The panel heard ‘increasing rumours around the office had left her feeling isolated and publicity about the incident had significantly increased her embarrassment and shame to the extent she had found it difficult coming into work’.

Mr Hutt told a disciplinary panel he had taken a joke too far. The panel found that his behaviour was aggravated by 'the extreme difference in age and seniority' at Ernst and Young (pictured)

Mr Hutt told a disciplinary panel he had taken a joke too far. The panel found that his behaviour was aggravated by ‘the extreme difference in age and seniority’ at Ernst and Young (pictured)

Mr Hutt was interviewed in February 2019 during the internal investigation.

He admitted using the words alleged by the female trainee, except he thought he had said ‘shag’ rather than ‘f***’.

He also ‘accepted that he had taken the joke too far and that it was a stupid thing to say’, adding that he was ‘mortified and embarrassed’ by what had happened.

In March 2019 the firm gave Mr Hutt a final written warning and a financial penalty.

He was also ordered to attend diversity and inclusiveness training and to agree to be an advocate for the firm’s cultural improvement, including talking to peers about his conduct and what he had learned.

The ICAEW found Mr Hutt guilty of misconduct following a hearing in July.

In a judgment published at the end of last week, Rosalind Wright QC, chair of the disciplinary tribunal, said: ‘The misconduct in this case was aggravated by the extreme difference in age and seniority… in circumstances which the behaviour amounted to an abuse of his position and power.

‘The Tribunal considered that the conduct set out in the complaint was both obscene and aggressive.

‘Egregious behaviour of this nature has no place in the profession and the Tribunal seriously considered whether [Mr Hutt’s] conduct was incompatible with him remaining a member of the profession.

‘Had the Tribunal been of the view there was a risk of repetition it would have no option but to exclude him from membership of ICAEW.
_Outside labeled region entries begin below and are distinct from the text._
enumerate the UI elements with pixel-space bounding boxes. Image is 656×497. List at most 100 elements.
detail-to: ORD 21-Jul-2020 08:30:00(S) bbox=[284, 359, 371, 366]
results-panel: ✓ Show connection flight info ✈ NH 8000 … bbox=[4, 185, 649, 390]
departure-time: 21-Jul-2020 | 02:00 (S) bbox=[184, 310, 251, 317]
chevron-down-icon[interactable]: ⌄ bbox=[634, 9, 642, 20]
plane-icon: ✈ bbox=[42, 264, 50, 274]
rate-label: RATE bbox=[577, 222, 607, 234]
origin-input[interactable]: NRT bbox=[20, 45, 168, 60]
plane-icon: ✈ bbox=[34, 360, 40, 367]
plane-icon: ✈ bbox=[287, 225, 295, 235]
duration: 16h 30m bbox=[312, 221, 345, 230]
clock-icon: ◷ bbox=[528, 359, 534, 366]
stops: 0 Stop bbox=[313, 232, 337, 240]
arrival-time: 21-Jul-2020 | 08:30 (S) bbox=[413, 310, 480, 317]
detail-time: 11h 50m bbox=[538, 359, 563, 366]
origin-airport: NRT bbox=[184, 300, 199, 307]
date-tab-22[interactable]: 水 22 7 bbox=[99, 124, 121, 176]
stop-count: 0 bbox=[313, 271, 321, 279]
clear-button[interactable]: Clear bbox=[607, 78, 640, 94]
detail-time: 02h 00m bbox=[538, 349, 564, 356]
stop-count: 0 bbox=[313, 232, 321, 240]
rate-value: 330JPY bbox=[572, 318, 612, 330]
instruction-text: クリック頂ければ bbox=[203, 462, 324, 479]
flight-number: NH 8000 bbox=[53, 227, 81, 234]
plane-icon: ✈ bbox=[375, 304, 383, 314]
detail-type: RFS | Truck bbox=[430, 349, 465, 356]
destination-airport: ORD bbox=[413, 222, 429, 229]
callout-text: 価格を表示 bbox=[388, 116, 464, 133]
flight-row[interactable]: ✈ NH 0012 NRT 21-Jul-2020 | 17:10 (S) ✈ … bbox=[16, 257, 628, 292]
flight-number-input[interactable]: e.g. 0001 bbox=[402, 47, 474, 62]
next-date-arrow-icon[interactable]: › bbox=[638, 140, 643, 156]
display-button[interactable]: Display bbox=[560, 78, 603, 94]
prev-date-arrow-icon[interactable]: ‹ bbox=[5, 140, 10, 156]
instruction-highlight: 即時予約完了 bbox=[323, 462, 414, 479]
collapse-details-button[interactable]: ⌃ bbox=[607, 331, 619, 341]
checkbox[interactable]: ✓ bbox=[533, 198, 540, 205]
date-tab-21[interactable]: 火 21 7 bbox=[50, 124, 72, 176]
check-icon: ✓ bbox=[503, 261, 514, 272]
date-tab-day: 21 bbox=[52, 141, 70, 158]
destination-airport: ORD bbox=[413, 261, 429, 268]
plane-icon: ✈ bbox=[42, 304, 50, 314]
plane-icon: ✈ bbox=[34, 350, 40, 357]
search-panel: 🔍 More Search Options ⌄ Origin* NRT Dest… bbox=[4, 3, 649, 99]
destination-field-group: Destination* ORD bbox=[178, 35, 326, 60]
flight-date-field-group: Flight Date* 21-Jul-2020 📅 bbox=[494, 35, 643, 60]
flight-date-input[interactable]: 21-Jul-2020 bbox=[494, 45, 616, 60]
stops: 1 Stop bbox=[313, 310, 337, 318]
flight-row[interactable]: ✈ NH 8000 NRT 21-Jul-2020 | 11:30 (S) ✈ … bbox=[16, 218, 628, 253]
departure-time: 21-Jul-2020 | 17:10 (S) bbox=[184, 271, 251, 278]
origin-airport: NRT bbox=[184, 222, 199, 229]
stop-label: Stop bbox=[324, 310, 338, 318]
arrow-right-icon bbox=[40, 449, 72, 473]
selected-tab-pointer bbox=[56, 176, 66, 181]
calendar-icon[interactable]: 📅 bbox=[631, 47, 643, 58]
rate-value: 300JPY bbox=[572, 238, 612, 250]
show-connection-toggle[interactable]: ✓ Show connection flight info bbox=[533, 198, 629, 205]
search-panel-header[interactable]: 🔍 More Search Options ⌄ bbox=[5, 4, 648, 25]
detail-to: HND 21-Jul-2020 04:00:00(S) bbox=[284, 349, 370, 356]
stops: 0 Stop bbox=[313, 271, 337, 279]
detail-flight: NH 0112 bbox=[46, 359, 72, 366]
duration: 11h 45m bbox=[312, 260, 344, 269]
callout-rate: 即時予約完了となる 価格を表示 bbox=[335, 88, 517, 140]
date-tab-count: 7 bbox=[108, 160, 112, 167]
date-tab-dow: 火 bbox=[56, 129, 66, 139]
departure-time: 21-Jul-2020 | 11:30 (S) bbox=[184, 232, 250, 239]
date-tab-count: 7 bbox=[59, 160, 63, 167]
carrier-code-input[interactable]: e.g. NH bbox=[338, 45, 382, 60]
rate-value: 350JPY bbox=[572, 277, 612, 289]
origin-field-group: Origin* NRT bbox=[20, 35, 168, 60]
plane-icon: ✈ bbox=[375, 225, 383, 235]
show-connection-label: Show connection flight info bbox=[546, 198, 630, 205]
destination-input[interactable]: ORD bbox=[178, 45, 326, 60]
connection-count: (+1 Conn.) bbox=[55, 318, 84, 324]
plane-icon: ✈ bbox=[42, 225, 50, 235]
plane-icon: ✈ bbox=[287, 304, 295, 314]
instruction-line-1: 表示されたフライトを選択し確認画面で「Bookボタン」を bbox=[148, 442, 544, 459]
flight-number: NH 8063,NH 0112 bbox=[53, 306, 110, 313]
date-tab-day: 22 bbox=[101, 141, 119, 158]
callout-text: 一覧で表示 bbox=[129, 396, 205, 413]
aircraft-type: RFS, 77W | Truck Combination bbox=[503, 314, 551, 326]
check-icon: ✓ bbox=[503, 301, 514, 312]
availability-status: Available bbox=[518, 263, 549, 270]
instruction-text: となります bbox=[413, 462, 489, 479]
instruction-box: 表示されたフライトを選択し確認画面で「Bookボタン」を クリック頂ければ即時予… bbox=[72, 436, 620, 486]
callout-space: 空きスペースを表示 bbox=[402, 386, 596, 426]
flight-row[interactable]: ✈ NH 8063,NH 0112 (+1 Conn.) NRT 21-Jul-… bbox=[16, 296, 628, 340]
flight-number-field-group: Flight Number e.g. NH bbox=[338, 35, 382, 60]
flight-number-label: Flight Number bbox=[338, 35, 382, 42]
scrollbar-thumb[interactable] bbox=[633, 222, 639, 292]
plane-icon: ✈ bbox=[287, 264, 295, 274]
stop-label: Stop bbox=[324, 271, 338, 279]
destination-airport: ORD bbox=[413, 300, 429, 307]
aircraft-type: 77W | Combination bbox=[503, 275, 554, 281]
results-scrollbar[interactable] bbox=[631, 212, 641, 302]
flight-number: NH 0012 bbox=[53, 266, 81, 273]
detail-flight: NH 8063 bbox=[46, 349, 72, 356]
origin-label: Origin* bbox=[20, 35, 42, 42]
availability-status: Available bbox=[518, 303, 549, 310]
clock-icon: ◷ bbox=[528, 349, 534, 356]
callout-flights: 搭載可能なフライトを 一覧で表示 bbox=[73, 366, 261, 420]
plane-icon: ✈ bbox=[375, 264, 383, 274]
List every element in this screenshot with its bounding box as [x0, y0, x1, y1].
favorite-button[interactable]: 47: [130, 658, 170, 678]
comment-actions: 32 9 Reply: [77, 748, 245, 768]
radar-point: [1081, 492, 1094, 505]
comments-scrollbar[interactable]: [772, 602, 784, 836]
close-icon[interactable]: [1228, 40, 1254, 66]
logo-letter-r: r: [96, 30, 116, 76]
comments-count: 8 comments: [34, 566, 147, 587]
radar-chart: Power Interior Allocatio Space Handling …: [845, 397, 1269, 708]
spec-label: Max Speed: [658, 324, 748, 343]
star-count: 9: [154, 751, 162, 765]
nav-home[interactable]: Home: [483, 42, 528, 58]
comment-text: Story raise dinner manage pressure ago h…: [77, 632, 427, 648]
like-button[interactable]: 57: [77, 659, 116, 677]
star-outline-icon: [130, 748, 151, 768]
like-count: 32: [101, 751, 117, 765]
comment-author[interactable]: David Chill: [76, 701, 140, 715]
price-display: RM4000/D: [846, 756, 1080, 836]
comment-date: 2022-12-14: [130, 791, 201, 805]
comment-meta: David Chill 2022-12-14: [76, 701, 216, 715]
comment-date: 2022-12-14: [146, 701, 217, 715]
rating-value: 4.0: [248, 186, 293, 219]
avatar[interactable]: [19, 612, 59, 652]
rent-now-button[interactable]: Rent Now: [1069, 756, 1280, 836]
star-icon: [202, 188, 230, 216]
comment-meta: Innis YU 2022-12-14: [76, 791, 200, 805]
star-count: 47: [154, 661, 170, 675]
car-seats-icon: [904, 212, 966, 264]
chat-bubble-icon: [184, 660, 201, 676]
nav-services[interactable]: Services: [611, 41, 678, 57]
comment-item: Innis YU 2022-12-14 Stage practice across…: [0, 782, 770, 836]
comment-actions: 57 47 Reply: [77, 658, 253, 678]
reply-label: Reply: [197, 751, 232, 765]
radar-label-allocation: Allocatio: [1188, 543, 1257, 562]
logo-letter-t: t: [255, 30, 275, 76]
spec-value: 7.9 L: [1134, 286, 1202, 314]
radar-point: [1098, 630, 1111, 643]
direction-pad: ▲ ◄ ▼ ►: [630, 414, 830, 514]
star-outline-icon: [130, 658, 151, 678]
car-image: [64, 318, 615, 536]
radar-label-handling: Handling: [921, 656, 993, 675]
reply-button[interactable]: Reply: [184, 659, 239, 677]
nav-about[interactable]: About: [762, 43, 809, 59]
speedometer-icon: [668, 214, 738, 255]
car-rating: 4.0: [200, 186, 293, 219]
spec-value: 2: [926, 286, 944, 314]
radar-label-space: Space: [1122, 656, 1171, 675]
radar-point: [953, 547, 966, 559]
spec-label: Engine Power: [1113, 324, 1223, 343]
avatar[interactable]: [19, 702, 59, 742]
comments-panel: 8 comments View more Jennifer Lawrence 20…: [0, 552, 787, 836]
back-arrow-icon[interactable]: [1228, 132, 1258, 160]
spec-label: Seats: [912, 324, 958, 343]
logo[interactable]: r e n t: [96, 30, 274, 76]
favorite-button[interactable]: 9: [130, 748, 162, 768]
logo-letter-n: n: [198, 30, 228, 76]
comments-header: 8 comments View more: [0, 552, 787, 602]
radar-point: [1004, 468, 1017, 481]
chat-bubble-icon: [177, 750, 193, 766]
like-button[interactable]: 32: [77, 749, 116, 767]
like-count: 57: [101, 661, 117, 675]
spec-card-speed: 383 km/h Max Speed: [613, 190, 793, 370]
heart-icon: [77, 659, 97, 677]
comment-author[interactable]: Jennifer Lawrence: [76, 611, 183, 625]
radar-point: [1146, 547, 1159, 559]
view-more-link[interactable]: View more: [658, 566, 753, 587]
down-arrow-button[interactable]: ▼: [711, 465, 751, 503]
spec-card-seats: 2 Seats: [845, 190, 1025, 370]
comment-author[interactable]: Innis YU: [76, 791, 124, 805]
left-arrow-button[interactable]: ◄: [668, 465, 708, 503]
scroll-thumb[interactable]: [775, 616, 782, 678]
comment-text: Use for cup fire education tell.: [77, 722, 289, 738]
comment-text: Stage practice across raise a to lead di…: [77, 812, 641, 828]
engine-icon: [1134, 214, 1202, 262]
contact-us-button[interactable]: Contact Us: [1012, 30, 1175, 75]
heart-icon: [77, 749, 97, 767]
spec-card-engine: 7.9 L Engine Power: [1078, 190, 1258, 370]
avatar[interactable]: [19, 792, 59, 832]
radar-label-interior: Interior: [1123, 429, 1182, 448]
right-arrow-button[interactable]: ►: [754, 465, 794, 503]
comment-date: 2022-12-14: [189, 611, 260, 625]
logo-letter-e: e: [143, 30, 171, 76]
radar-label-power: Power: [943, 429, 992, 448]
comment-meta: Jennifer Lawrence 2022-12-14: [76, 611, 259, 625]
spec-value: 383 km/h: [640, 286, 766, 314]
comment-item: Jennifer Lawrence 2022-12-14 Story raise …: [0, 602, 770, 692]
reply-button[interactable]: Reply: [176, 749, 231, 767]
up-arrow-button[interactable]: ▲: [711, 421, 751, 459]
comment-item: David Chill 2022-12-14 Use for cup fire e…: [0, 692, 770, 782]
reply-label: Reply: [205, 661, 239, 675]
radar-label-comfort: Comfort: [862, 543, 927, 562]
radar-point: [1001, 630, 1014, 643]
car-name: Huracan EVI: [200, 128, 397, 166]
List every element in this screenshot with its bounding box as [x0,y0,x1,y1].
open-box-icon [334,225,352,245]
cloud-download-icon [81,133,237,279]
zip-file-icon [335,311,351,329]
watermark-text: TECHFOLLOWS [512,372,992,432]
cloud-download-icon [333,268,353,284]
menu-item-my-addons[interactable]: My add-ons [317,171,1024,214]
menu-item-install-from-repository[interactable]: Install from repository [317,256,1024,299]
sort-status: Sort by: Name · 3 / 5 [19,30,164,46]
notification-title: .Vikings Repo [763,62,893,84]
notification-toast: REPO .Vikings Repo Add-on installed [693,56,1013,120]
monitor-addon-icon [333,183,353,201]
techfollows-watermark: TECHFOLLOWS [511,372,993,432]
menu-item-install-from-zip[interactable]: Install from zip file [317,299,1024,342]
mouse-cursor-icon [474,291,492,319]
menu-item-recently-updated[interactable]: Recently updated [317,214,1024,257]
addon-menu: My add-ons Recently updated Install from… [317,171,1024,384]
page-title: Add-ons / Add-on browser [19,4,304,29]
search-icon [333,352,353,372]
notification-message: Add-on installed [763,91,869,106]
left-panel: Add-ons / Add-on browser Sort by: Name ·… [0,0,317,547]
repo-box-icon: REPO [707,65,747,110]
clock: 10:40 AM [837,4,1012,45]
‘On balance, however, the Tribunal was satisfied that the public interest could be adequately protected by severely reprimanding [Mr Hutt] and imposing a financial penalty.’

The tribunal fined Mr Hutt £7,000 and ordered him to pay legal costs of £4,895.

A spokesman for Ernst and Young told MailOnline previously: ‘As the ICAEW notes this was a serious incident which we investigated thoroughly and resulted in EY imposing sanctions.

‘EY takes these matters very seriously and will always take disciplinary action against anyone found to be in breach of our values and global code of conduct.’

The email sent to staff by Hywell Ball added: ‘I want to be clear: inappropriate behaviour, when reported, is always investigated and sanctions applied, regardless of rank or role.’